Port Winemaking: Cap Plunging in the Lagar

Once the grapes are in the lagar, the process for making Port wine in our lagares at Graham’s Quinta dos Malvedos goes like this:

  1. Tread the grapes, usually for four hours, possibly more or less at Henry’s discretion.  Treading is important not only to break up the grapes to release their juice, but to massage the skins against the floor of the lagar in an effort to extract the colour and flavour compounds which are held in the skin of the grape.
  2. Fermentation, the process by which yeasts act to consume sugars, create alcohol and turn grape juice (known as must in the context of winemaking) into wine, begins and a cap forms as the skins and pips rise to the top and the must settles to the bottom of the lagar.
  3. Periodically, Henry will set the lagar to perform the cap plunging*.  This is a process by which the cap is broken up and plunged back into and mixed again with the must.  This process is important to continue extracting the maximum possible colour and flavour from the skins.
  4. We monitor the baumé, the measure of sugar in the must, regularly.  To make Port, we want to stop the fermentation at a time when there is still a high quantity of sugars – roughly half way through the fermentation.  Typically we have around 48 hours from the start of treading until the time we need to arrest fermentation.
  5. When the time comes, we run off the must from the lagar into a tank where the wine is mixed with aguardente, a colourless and flavourless pure grape spirit of 77% alcohol.  The addition of this alcohol kills the remaining yeasts and stops the fermentation process.

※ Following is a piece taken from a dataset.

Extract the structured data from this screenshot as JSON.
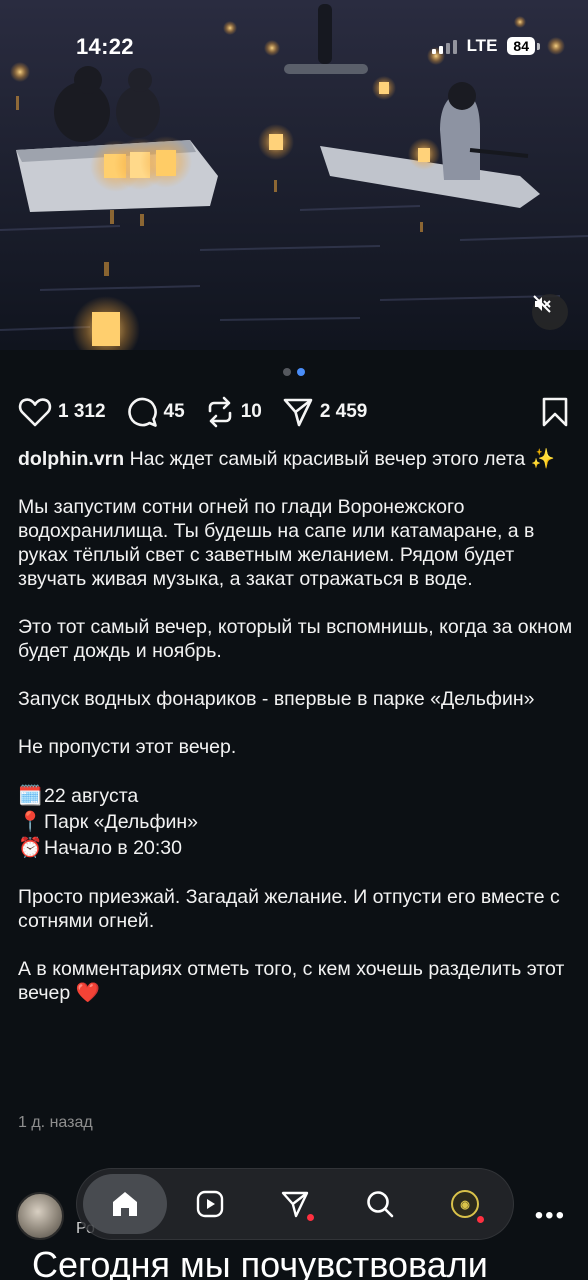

We now have Port wine, just a few minutes old!

Over the coming weeks of Harvest we will try to capture each of these steps on video for you.  Here, you can watch the remontage process being performed on our very first lagar of the Harvest, Tinta Barroca.  Henry and Charles are pleased with the colour extraction so far, and it will only get better!

*  Jamie Goode kindly corrected me, this is not remontage, but in fact what the French call pigeage, and the Portuguese call plunging the cap.